Ibm Spss [better] May 2026
Verdict: 8.2/10 (Excellent for its target audience, but not for everyone)
SPSS handles labeled survey data exceptionally well. You can define "1 = Male, 2 = Female," and all outputs will show the labels, not just numbers. It includes robust tools for recoding, computing new variables, and handling missing data (e.g., pairwise vs. listwise deletion). ibm spss
SPSS chokes on datasets over a few hundred thousand rows. It has basic machine learning (decision trees, neural nets, random forests in the add-on modules), but nothing like XGBoost, TensorFlow, or even scikit-learn. For deep learning or distributed computing (Hadoop/Spark), look elsewhere. Verdict: 8
However, the software industry has moved on. Modern, free, GUI-based alternatives (like JASP) offer the same ease with better graphics. And the programming world (R/Python) offers infinite flexibility at zero cost. IBM's slow innovation and high prices mean SPSS is no longer a wise personal investment. listwise deletion)

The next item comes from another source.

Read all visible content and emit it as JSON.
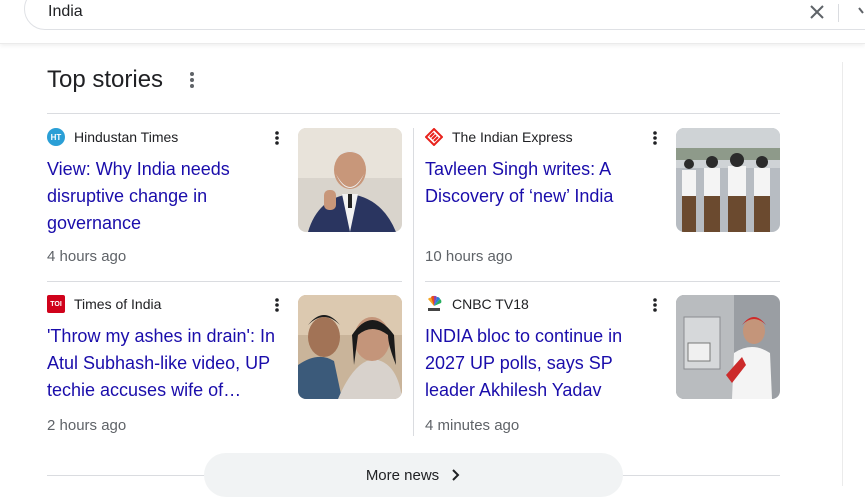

While you can create publication-ready charts, the default outputs look like they are from 2005: gray backgrounds, basic colors, and non-intuitive editing. Compare this to the beautiful, interactive ggplot2 outputs from R or Python’s Seaborn. You will likely export SPSS data to another tool for final visualizations.
This is where SPSS shows real sophistication. Every click can be pasted into a Syntax window. This creates a reproducible script. You can save this syntax, modify it, and rerun analyses in one click. The Output viewer is a clean, navigable tree of tables and charts that you can edit directly, export to Word/Excel, or copy as an image.